Mit einem Einstieg im Schweizer Online-Lebensmittelhandel würde Amazon für einen Paradigmenwechsel sorgen, hierzulande. Heute wird der digitale Food-Marktplatz von der Migros-Tochter Le Shop (Umsatz 2016: 182 Millionen Franken) und [email protected] (129 Millionen Franken) beherrscht. Das muss nicht so bleiben. Es es gibt Luft nach oben. Im rund 50 Milliarden Franken schweren Schweizer Food-Markt laufen heute erst 2 Prozent Umsatz über den Online-Kanal. Beruhend auf dem allgemeinen Digital Shift zeichnet die Credit Suisse in ihrem „Retail Outlook“ für Online-Lebensmittel ein Wachstums-Szenario: 3,5 Prozent würde es bis 2022 sein. Was als bescheidener Klimmzug erscheint, relativiert sich bei Betrachtung der absoluten Werte: Wer nur schon 1 Prozentpunkt des Schweizer Food-Marktes erobert, hat eine halbe Milliarde Franken in der Tasche.

Wie sich das Schweizer Handels-Duopol angreifen lässt, weiss Ex-Aldi-Suisse-Mann Lobsiger bestens. Wie man zu Lieferanten kommt, ebenfalls. Wenn der Amazon-Mann nicht nur auf europäische Rahmenverträge mit Konsumgütermultis zurückgreifen und mehr Swissness in der Vorratsbox will, stellt sich die Frage, ob Migros oder Coop eine hiesige Amazon-Pantry beliefern würden.

Neu ist das Thema Amazon weder für Migros noch für Coop. Duttis Erben sind per Migros-Shop auf Amazon.de präsent und seit kurzem beliefert die Migros-Zürich-Tochter Tegut Amazon in Deutschland. Coop ist Teil der Pantry in Deutschland: Dort findet sich Schokolade der Marke Swiss Confisa, produziert von der Coop-Industrietochter Halba.
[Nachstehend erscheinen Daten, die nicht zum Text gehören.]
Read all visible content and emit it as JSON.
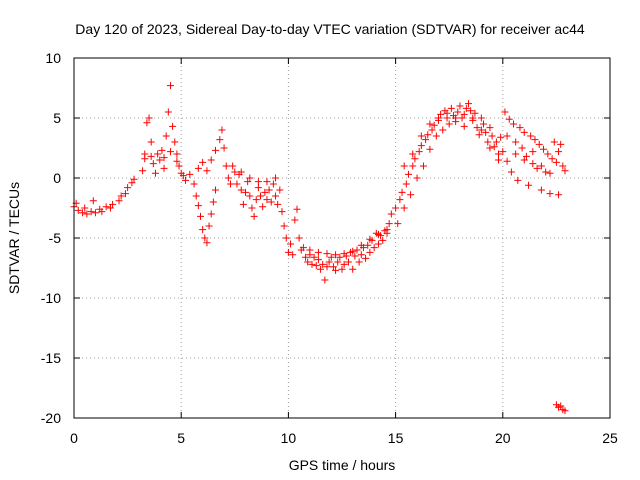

Amazon aber im Heimmarkt Schweiz zu beliefern, ist vertrackter. „Die Frage stellt sich aus Sicht der M-Industrie im Moment nicht; eine entsprechende Anfrage von Amazon müsste fundiert geprüft werden“, sagt Migros. Coop will sich zu solchen „strategischen Fragen“ nicht äussern.
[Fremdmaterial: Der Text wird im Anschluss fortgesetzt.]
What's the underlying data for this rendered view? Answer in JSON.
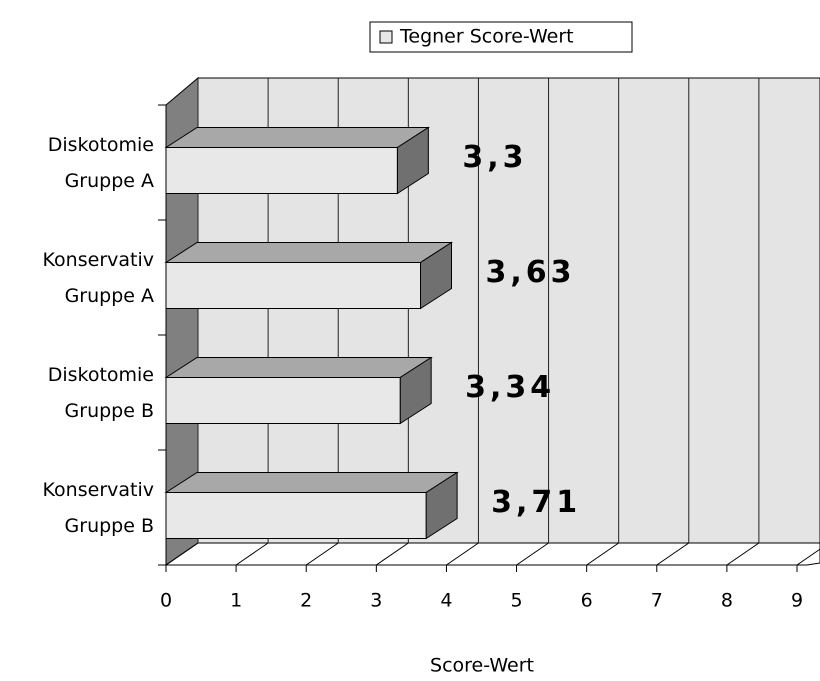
{
  "chart_data": {
    "type": "bar3d_horizontal",
    "legend_title": "Tegner Score-Wert",
    "x_axis_label": "Score-Wert",
    "categories": [
      [
        "Diskotomie",
        "Gruppe A"
      ],
      [
        "Konservativ",
        "Gruppe A"
      ],
      [
        "Diskotomie",
        "Gruppe B"
      ],
      [
        "Konservativ",
        "Gruppe B"
      ]
    ],
    "values": [
      3.3,
      3.63,
      3.34,
      3.71
    ],
    "value_labels": [
      "3,3",
      "3,63",
      "3,34",
      "3,71"
    ],
    "xlim": [
      0,
      9
    ],
    "xticks": [
      0,
      1,
      2,
      3,
      4,
      5,
      6,
      7,
      8,
      9
    ],
    "grid": true,
    "legend": "top",
    "color": "#e8e8e8"
  }
}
Die wichtigste Frage für die Migros
Gemäss Carpathia dürfte Amazon derzeit hauptsächlich via seine deutsche Website um 500 Millionen Franken Jahresumsatz in der Schweiz erzielen. Vor allem mit Medien und Mode. Handelsprofis haben das eingepreist. Aber Amazon im Food-Markt Schweiz, das wäre ein Stresstest für die Platzhirsche, wie sie ihn seit dem Eintritt von Aldi und Lidl nicht mehr erlebt haben. Stellvertretend für die Branche sagte Migros-Chef Herbert Bolliger schon 2015 der „NZZ am Sonntag“: „Ob Amazon in die Schweiz kommt, ist für uns die wichtigste Frage.“

Das „ob“ dürfte sich erledigt haben. Vielmehr ist die Frage, wann Lobsiger die Schweiz disrumpiert. In den Startlöchern steht er, doch eine Hürde gibt es noch: In der reinen Amazon-Lehre ist eine Pantry-Offensive an den Prime-Service gekoppelt, die Amazon-Versandkostenpauschale, die Kunden stark bindet.
Prime ist hierzulande noch nicht verfügbar. Aber Lobsiger hat vorgesorgt. Am 5. Dezember 2016, gleich bei seinem Start bei Amazon, hat der US-Online-Gigant hierzulande Schutz für die Marke Amazon Prime angemeldet.